Читать книгу The Body at Work: A Treatise on the Principles of Physiology онлайн
16 страница из 88
The various ferments are substances which protoplasm sets aside for specific purposes. Primitively, contact with the substance to be fermented determined the nature of the ferment assigned to the task. There are reasons for thinking that protoplasm still retains its power of making a suitable response; cases may be cited in which the lock presented to protoplasm shapes the wards of the key. In such cases the fermentable substance provokes the formation of the ferment. But, for the most part, in situations where particular ferments are regularly needed, protoplasm has acquired the habit of making such ferments and no others. The cells of salivary glands accumulate ptyalin, the cells of gastric glands accumulate pepsin, during the intervals between meals.

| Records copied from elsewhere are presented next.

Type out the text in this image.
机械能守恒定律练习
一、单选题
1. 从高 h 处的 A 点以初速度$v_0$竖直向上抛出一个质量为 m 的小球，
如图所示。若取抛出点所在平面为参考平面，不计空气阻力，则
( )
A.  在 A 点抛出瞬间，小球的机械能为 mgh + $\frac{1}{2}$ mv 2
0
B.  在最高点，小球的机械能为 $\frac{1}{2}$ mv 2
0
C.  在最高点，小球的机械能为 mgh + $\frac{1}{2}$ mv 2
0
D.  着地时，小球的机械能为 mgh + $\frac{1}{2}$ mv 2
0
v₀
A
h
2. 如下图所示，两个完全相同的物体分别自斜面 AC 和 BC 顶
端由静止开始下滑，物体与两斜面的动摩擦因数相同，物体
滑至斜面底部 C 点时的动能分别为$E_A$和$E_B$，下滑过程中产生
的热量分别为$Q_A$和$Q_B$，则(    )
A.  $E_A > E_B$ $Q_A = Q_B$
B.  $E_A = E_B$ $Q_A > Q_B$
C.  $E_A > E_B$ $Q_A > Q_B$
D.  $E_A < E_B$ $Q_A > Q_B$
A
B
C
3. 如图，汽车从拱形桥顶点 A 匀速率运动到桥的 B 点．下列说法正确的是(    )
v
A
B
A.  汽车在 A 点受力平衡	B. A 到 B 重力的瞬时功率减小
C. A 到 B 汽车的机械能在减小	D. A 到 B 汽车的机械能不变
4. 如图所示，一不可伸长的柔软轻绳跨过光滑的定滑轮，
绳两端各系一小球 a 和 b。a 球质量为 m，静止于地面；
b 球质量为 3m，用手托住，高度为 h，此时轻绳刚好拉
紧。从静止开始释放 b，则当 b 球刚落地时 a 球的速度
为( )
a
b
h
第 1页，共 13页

The capacity of protoplasm for producing a new ferment when it is needed is shown by such examples as the following: Blood-plasm contains a variety of proteid substances. If a solution of white of egg be added to it, the mixture is clear and uniform. Yet egg-albumin is treated by the blood as a foreign body, a poison. When injected into the veins of a living animal, some of it is excreted by the kidneys, some destroyed in the blood-stream. If several successive doses of egg-albumin are injected into an animal (it is most convenient to inject it into the peritoneal cavity), the power of the blood to destroy the intruder is greatly increased. If now a specimen of blood be taken, and the plasma or serum mixed with egg-albumin, the mixture is no longer clear. The egg-albumin is precipitated. The blood of the animal thus “prepared” has developed a ferment, termed a “precipitin,” which throws down egg-albumin. If instead of egg-albumin, which, although a foreign body, is comparatively innocent, a substance which is distinctly poisonous, toxic, be injected into an animal, the first dose, if a large one, will prove fatal. If, however, the first dose be small, and succeeding doses progressively larger, the animal acquires the power of tolerating a quantity of the poison much larger than would have proved fatal in the first instance. A classical example of this, because it afforded an opportunity of directly observing under the microscope the difference between “unprepared” blood and blood from an immune animal, is the acquisition by a mammal of the power of tolerating the injection of the blood of an eel. Eel’s blood contains a toxin which destroys the red blood-corpuscles of a mammal. The dissolution of the blood-corpuscles may be watched with the microscope. If successively increasing doses of serum of eel’s blood be injected into the body of a rabbit, the rabbit acquires the power of resisting the toxin. Further than this, the serum of the immune rabbit injected into a rabbit which has not been prepared confers immunity upon the latter. If the blood of the prepared animal be mixed with the blood of an unprepared rabbit and with eel’s serum, and the mixture examined under the microscope, it will be seen that red blood-corpuscles are no longer dissolved. The immune serum is able to save the blood-corpuscles of the unprepared blood from destruction. During its course of preparation the rabbit developed an antitoxin.